接着她熟練的爲我包紮傷口,經她這麼一處理我感覺自己好多了。
“謝謝!你是醫者?”我忍不住好奇問。
“不是。”簡凌佳的表情依舊很冷淡,“不過是對所有的植物頗有研究,而醫理只是我研究的一部分。”
看着她,我心裡不禁想她會不會也是十二守護者之一。文凌宇說過,四大貴族和皇室與神都有羈絆。而她簡凌佳會不會就是簡家的羈絆者?還來不及問,馬車已經到了丞相府。
她下了車,只對我說:“如果沒有事的話,我就失陪了。還有私事要處理。”
她說完直接走進了丞相府。我緊隨着她下馬車,正不知道該幹什麼時,我聽到了不遠處有美妙的笛聲傳來。這個聲音,是她!昨天在神廟遇到的女子。我不覺的笑了,尋着笛聲,我去找她。
而當我剛離開不久,蘇凌姬,江凌煜和冷星銘也來到了丞相府。按理今天是丞相出事,他們來調查這次事件,並阻止再有人死亡。秦風,石毅,文凌宇,江凌皓和祈馨分成兩組分頭調查青使的棲息地,所謂擒賊先擒王就是這個道理。
我尋着笛聲來到河邊。聽秦風說過,京都有一條河穿過,大概就是它了。昨天的那個女子果然站在橋上對着河水吹奏。她的笛聲依舊那麼美麗,但還是帶有一種淡淡的憂愁。我在離她不遠處停住了腳步,身旁有一棵柳樹。倚着柳樹靜靜的聽她吹奏。
簡凌佳一進丞相府,就有家僕向她行禮道:“佳公主,葉夫人等你多時了。”
在家僕的帶領下,簡凌佳來到臥房,詳細的爲丞相看過後,依舊是孤傲的語氣說道:“姨娘,姨父是中了蠱毒。”
“蠱毒?”葉夫人驚呼,“那還有救嗎?”
“如果我能知道下蠱者用的是什麼蠱就可以馬上調製出解藥。不過我現在並不知道,所以可能時間會變長,但只能盡力而爲了。”
簡凌佳用長針刺破了丞相右手的無名指,將溢出的暗紅色的血滴在一個裝有深綠色的液體的杯子裡。
“丞相中的是一種叫蝕心蠱的蠱毒。配製這種蠱毒的人也沒有配製解藥。而且凡是中此蠱毒的人會受施蠱者的控制成爲怨靈的食物。”這時蘇凌姬走了進來說道。

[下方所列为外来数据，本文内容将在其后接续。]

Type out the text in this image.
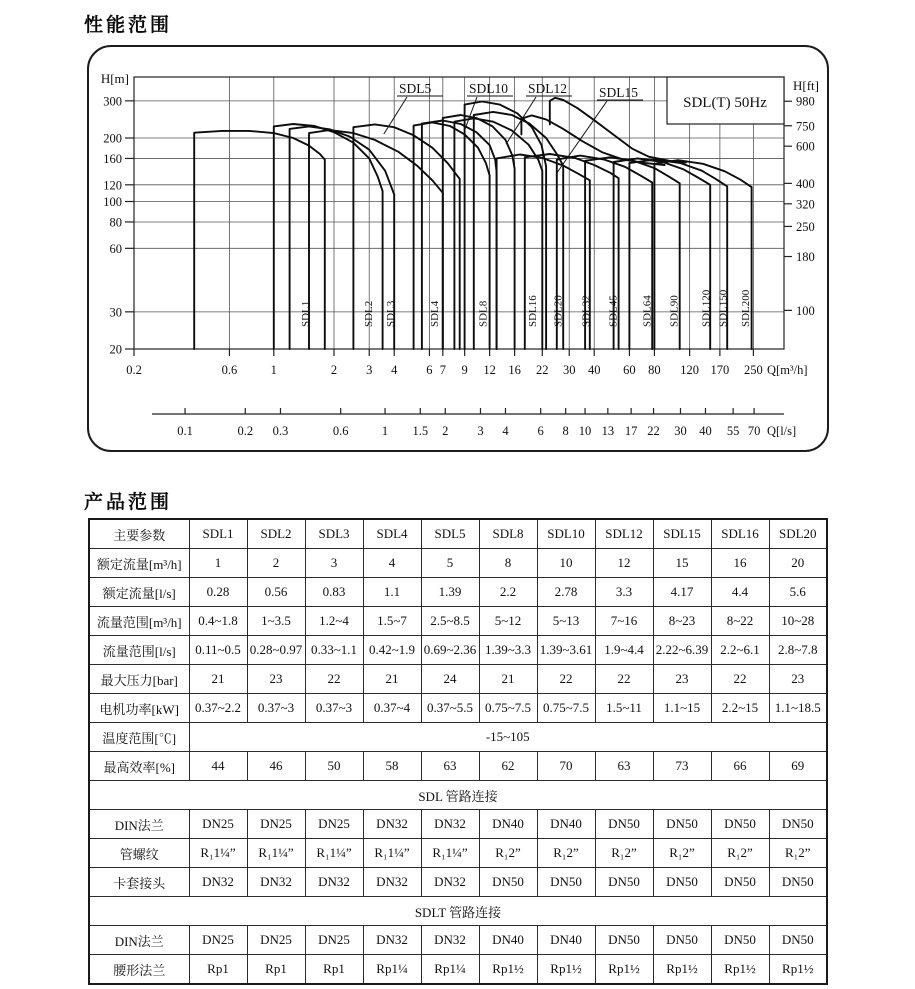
性能范围
H[m]
300
200
160
120
100
80
60
30
20
H[ft]
980
750
600
400
320
250
180
100
0.2	0.6	1	2 3 4 6 7 9 12 16 22 30 40 60 80 120 170 250 Q[m³/h]
0.1	0.2 0.3	0.6	1 1.5 2 3 4 6 8 10 13 17 22 30 40 55 70 Q[l/s]
SDL(T) 50Hz
SDL5	SDL10 SDL12 SDL15
SDL1	SDL2 SDL3	SDL4	SDL8	SDL16 SDL20 SDL32 SDL45 SDL64 SDL90 SDL120 SDL150 SDL200
产品范围
主要参数	SDL1	SDL2	SDL3	SDL4	SDL5	SDL8	SDL10	SDL12	SDL15	SDL16	SDL20
额定流量[m³/h]	1	2	3	4	5	8	10	12	15	16	20
额定流量[l/s]	0.28	0.56	0.83	1.1	1.39	2.2	2.78	3.3	4.17	4.4	5.6
流量范围[m³/h]	0.4~1.8	1~3.5	1.2~4	1.5~7	2.5~8.5	5~12	5~13	7~16	8~23	8~22	10~28
流量范围[l/s]	0.11~0.5	0.28~0.97	0.33~1.1	0.42~1.9	0.69~2.36	1.39~3.3	1.39~3.61	1.9~4.4	2.22~6.39	2.2~6.1	2.8~7.8
最大压力[bar]	21	23	22	21	24	21	22	22	23	22	23
电机功率[kW]	0.37~2.2	0.37~3	0.37~3	0.37~4	0.37~5.5	0.75~7.5	0.75~7.5	1.5~11	1.1~15	2.2~15	1.1~18.5
温度范围[℃]	-15~105										
最高效率[%]	44	46	50	58	63	62	70	63	73	66	69
SDL 管路连接											
DIN法兰	DN25	DN25	DN25	DN32	DN32	DN40	DN40	DN50	DN50	DN50	DN50
管螺纹	R₁1¼”	R₁1¼”	R₁1¼”	R₁1¼”	R₁1¼”	R₁2”	R₁2”	R₁2”	R₁2”	R₁2”	R₁2”
卡套接头	DN32	DN32	DN32	DN32	DN32	DN50	DN50	DN50	DN50	DN50	DN50
SDLT 管路连接											
DIN法兰	DN25	DN25	DN25	DN32	DN32	DN40	DN40	DN50	DN50	DN50	DN50
腰形法兰	Rp1	Rp1	Rp1	Rp1¼	Rp1¼	Rp1½	Rp1½	Rp1½	Rp1½	Rp1½	Rp1½
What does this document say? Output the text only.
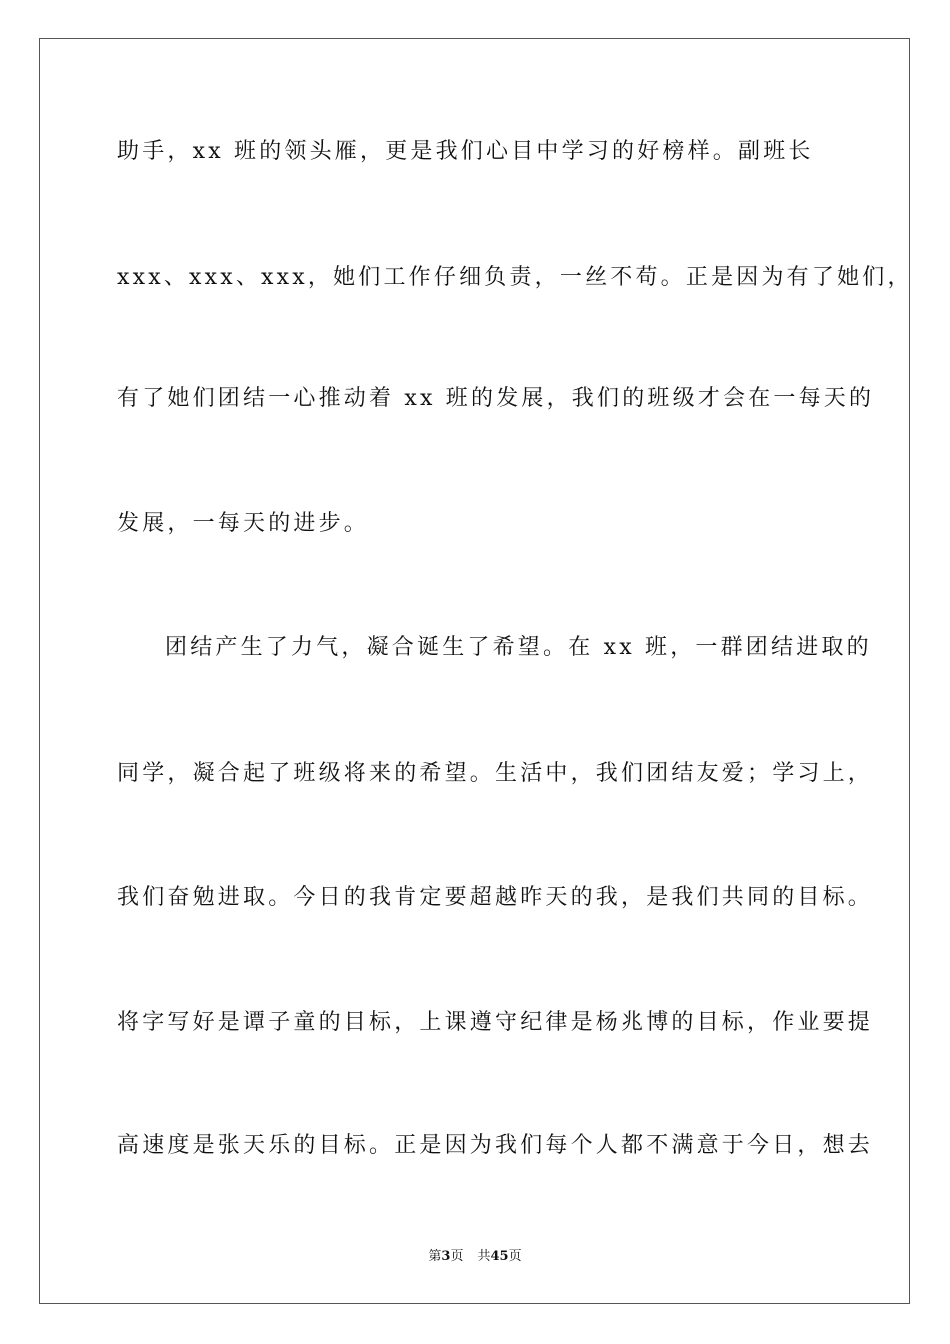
助手，xx 班的领头雁，更是我们心目中学习的好榜样。副班长
xxx、xxx、xxx，她们工作仔细负责，一丝不苟。正是因为有了她们，
有了她们团结一心推动着 xx 班的发展，我们的班级才会在一每天的
发展，一每天的进步。
团结产生了力气，凝合诞生了希望。在 xx 班，一群团结进取的
同学，凝合起了班级将来的希望。生活中，我们团结友爱；学习上，
我们奋勉进取。今日的我肯定要超越昨天的我，是我们共同的目标。
将字写好是谭子童的目标，上课遵守纪律是杨兆博的目标，作业要提
高速度是张天乐的目标。正是因为我们每个人都不满意于今日，想去
第3页 共45页
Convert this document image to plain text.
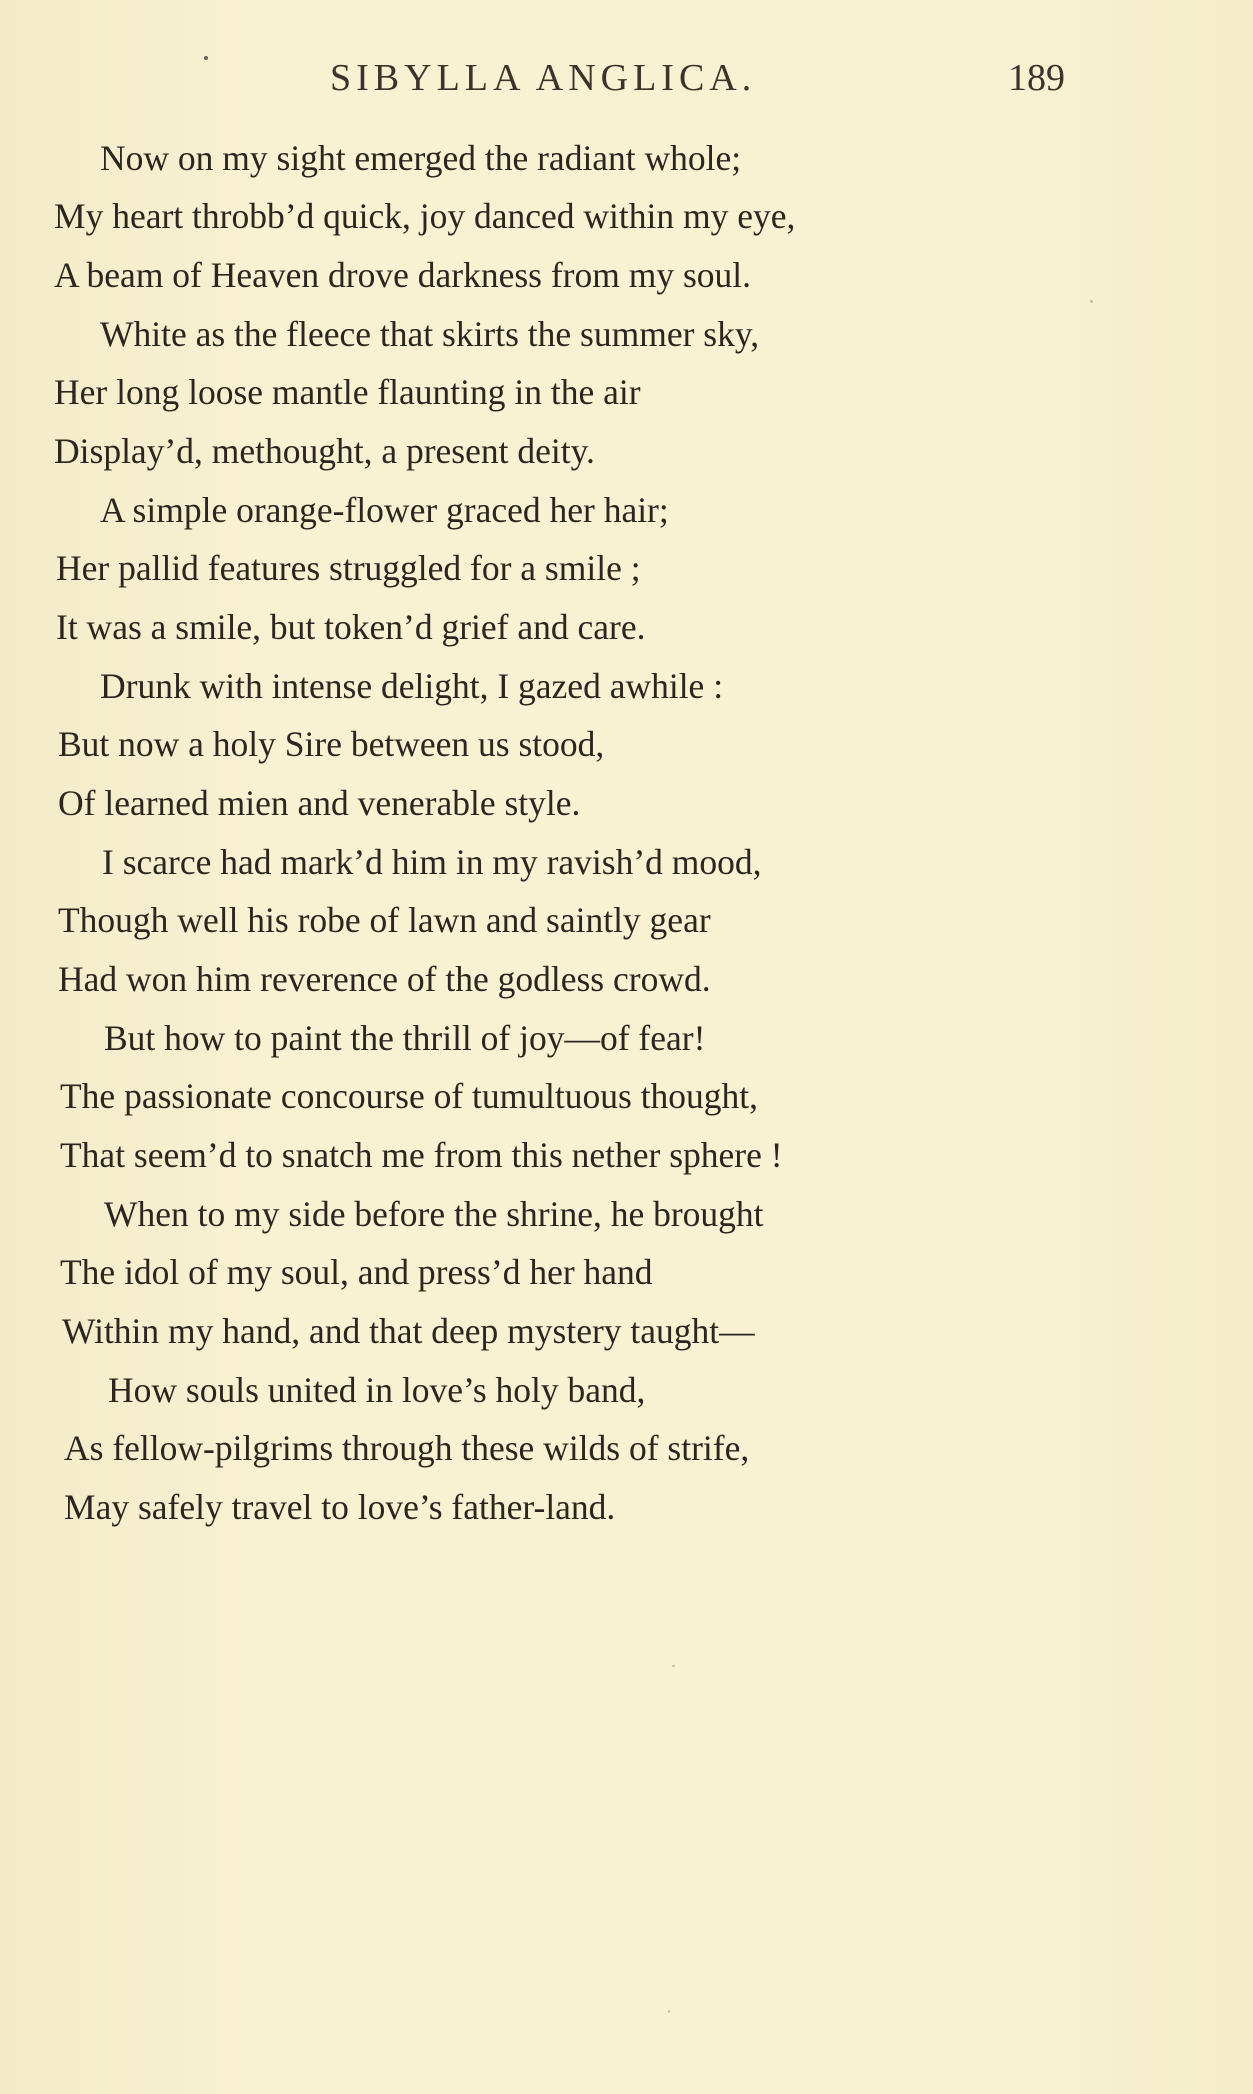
SIBYLLA ANGLICA.	189
Now on my sight emerged the radiant whole;
My heart throbb’d quick, joy danced within my eye,
A beam of Heaven drove darkness from my soul.
White as the fleece that skirts the summer sky,
Her long loose mantle flaunting in the air
Display’d, methought, a present deity.
A simple orange-flower graced her hair;
Her pallid features struggled for a smile ;
It was a smile, but token’d grief and care.
Drunk with intense delight, I gazed awhile :
But now a holy Sire between us stood,
Of learned mien and venerable style.
I scarce had mark’d him in my ravish’d mood,
Though well his robe of lawn and saintly gear
Had won him reverence of the godless crowd.
But how to paint the thrill of joy—of fear!
The passionate concourse of tumultuous thought,
That seem’d to snatch me from this nether sphere !
When to my side before the shrine, he brought
The idol of my soul, and press’d her hand
Within my hand, and that deep mystery taught—
How souls united in love’s holy band,
As fellow-pilgrims through these wilds of strife,
May safely travel to love’s father-land.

“凡是蠱毒都有這種現象。不過配蠱者自己也沒有配製解藥這太奇怪了。如果她正常就不會這樣做。她必須防止自己的藥把自己傷了。所以可能性只有兩種,一是她因爲找不齊解藥的材料或者其他原因無法配製出解藥。但是這種蠱毒會被慎用。既然她敢這樣大面積使用就只能是第二種原因。那就是根本不需要解藥,所謂的蠱毒再中就是解!”
“你是說這蠱毒即是毒藥也是解藥?”
簡凌佳點了點頭,“沒錯!”
“那有辦法配製出解藥嗎?在最快的時間裡!”
“可以。既然知道了藥的特性就容易多了,畢竟有這種特性的植物本就不多。”
“你還是那麼厲害。”蘇凌姬由衷的感慨。
“還是多虧了你給我的提示,不然我也不可能知道這藥該從什麼地方下手。”簡凌佳帶着採集的血液和藥箱去隔壁的房間靜心研製解藥。
“真的有希望?”江凌煜還是有疑慮。
“如果是她就一定做得到,她一直是簡王爺的驕傲,一直都是那麼優秀,更重要的是她同我們一樣是神選中的十二守護者之一。雖然到現在她還不願意接受自己這個身份。”
不知過了多久,女子終於放下了笛子,她轉身看到了我,眼神裡的神態沒有什麼變化。
“是你。”她淡淡說道。
我衝她微微一笑,向她走去,“我是尋着你的笛聲找來的。”
“你也懂音律?第二次你還是沒有被我的樂聲擾亂心智,看來你的造詣不低。”
我搖了搖頭,“我想我應該不懂吧,不過不知爲什麼,從前一段時間開始變得對音樂有一種特殊的感覺。”
“特殊的感覺?不明白。”她輕輕搖了搖頭。
“我也說不清這種感覺。對了我們見過兩次面了,能認識嗎?我叫安靈子,慕容安靈子!”
她微微點了點頭,“菁菁,孫菁菁,一個流浪樂師。”
“流浪樂師?”
“是的,我去過很多地方,不知不覺就長大了。”
“你的家人呢?”本是無心隨口一問,但話一出口我就後悔了,她應該沒有家人的。不然她也不會做一個流浪樂師的。我竟提起她的傷心事。果然我的問題一出口,她的眼神閃過一絲悲涼。
“我沒有父母!”她的回答那麼幹脆。